La nécessité du progrès dans laquelle notre société s’est placée nous contraint à une forme de « néophagie ». C’est ainsi, nous ne semblons nous nourrir que de ce qui est nouveau. Mais comme toutes ces nouveautés, en dépit du postulat de la « disruption », ne se produisent fréquemment que par itération linéaire par rapport à de précédentes inventions, rien de vraiment nouveau ni de satisfaisant ne semble se produire.

Que diraient les contemporains des années 30 s’ils entendaient que près d’un siècle après eux, la trottinette, certes électrique, mais quand même, serait tenue pour le mode de locomotion révolutionnaire ? S’est-on jamais interrogé sur la vision qui présidait à notre « progrès » technologique ? Chaque avancée, au lieu de nous amener à un état ou une manière différente de voir les choses, ne fait que nous conforter dans la nécessité de chercher encore plus loin, d’ajouter à notre effort, de manière extensive. Mais jusqu’à quel néant ? Que cherche à atteindre le perchiste qui augmente successivement son exploit par tranches de centimètres ?
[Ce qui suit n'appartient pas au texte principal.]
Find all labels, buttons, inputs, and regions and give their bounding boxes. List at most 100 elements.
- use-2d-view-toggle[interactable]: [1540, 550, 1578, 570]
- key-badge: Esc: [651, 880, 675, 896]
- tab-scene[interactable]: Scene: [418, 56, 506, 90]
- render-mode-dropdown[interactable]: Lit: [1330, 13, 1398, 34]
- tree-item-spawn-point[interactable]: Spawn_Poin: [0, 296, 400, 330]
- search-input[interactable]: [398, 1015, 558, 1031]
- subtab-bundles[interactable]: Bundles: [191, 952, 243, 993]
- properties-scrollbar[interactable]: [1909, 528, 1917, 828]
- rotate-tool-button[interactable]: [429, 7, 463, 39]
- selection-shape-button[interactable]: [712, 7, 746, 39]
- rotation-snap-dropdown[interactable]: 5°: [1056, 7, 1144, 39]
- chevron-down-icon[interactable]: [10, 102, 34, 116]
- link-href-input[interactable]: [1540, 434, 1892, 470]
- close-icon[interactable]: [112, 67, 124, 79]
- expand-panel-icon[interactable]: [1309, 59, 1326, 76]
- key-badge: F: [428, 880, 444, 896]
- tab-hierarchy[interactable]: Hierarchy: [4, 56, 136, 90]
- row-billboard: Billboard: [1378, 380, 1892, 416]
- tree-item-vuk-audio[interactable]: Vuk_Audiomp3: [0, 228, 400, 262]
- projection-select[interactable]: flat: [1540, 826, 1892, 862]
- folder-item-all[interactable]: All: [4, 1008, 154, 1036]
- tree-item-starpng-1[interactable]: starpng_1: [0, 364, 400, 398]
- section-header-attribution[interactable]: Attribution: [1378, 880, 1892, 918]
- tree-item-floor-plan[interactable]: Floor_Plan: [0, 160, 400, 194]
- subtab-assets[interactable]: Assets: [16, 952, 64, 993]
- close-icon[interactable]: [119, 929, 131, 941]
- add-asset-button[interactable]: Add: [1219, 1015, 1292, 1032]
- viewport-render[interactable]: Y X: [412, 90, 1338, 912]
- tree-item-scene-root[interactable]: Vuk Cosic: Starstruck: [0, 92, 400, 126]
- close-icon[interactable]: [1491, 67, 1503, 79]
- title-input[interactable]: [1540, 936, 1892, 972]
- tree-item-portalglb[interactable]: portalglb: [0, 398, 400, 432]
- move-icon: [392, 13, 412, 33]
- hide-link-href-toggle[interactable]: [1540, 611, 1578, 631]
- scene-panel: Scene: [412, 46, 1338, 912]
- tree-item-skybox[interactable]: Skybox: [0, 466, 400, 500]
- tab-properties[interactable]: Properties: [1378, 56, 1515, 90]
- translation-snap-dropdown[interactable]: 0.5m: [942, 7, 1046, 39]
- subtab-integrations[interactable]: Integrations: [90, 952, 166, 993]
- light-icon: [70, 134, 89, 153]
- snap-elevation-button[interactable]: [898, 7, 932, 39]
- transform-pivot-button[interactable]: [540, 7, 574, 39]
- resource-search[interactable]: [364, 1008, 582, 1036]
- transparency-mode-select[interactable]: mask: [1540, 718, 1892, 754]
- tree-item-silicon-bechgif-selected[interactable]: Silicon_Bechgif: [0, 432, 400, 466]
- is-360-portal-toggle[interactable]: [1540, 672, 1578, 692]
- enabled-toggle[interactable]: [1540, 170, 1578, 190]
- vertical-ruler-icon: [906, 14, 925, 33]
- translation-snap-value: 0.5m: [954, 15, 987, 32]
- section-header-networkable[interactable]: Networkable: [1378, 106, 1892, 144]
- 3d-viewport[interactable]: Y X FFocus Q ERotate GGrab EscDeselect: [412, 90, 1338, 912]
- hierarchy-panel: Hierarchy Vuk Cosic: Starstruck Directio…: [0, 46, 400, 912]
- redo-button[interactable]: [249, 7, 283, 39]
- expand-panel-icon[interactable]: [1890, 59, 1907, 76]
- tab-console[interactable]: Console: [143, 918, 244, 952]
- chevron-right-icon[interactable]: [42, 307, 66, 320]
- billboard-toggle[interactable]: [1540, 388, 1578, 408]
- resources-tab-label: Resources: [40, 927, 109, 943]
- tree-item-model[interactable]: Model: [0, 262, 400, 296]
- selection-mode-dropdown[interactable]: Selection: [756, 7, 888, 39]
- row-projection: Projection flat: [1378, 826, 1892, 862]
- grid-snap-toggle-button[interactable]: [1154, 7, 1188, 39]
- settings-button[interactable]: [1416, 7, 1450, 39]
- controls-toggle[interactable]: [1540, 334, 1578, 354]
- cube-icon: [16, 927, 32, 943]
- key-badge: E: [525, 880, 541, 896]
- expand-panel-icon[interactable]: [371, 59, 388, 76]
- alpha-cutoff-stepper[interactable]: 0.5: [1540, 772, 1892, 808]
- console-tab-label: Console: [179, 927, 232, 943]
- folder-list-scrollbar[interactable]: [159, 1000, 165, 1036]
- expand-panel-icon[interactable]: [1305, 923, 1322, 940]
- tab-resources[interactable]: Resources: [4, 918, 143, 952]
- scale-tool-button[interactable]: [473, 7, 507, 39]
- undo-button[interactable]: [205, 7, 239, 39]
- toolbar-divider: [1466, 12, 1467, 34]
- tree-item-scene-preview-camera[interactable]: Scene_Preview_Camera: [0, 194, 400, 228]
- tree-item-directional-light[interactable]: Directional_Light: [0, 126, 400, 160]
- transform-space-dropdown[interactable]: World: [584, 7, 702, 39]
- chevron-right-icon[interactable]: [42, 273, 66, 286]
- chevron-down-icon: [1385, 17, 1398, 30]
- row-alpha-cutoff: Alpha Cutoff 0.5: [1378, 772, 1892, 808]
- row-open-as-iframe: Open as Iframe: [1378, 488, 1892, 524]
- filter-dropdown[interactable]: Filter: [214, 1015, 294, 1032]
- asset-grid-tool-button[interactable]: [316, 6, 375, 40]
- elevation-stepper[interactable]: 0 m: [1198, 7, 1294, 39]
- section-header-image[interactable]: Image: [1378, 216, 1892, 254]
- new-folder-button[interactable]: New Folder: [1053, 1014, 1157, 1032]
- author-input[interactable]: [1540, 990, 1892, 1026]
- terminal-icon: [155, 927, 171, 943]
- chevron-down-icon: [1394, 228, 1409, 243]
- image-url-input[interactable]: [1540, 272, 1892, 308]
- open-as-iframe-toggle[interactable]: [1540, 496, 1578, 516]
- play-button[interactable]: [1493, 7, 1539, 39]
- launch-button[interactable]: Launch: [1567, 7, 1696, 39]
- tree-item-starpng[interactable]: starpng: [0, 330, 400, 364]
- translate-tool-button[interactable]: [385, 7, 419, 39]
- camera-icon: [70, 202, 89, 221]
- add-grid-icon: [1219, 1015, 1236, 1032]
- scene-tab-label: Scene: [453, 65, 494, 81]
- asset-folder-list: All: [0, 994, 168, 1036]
Conquérir de nouveaux continents

Notre posture vis-à-vis des États-Unis est d’autant plus inexplicable que nous n’avons pas à rougir de notre capacité à effectuer des percées ou des découvertes. Les nations européennes peuvent ainsi s’enorgueillir (si elles en sont encore capables) sinon d’avoir enfanté seules, au moins d’avoir contribué à la mise au monde de technologies telles que Linux, le premier navigateur Web, MySQL, IRC, Mpeg, Mp3, Docker. Mais aussi de Skype, de Spotify, du CD-rom, du DVD, du Blue-Ray, de Raspberry Pi, du micro-contrôleur AVR, de la fibre optique, de la carte SIM, de l’écran tactile capacitif, du Wi-FI, du téléphone portable ou encore du SMS etc.

Ce dont nous avons à rougir aujourd’hui, c’est peut-être de notre manque d’énergie (du grec ancien ἐνέργεια / enérgeia, la « force en action »), de cet enthousiasme qui prête à l’audace et à l’action originale et, cela va souvent de pair, originelle. Finalement, ce n’est pas d’un nouvel outil, d’une nouvelle technologie dont nous avons besoin. Ce dont nous avons besoin, c’est d’une vision puissante qui nous détache de la vision incrémentale du progrès américain, avec tous ses référentiels politiques et culturels. Un exemple parmi d’autres : nous ne ferons rien de grand en gardant les yeux fixés sur un indicateur aussi misérable que la capitalisation boursière de nos entreprises. Le terme même de licorne dit bien comment notre pays s'est contenté de s’approprier un anglicisme référentiel (unicorn) au moment où il pensait s’engager dans la course de manière personnelle.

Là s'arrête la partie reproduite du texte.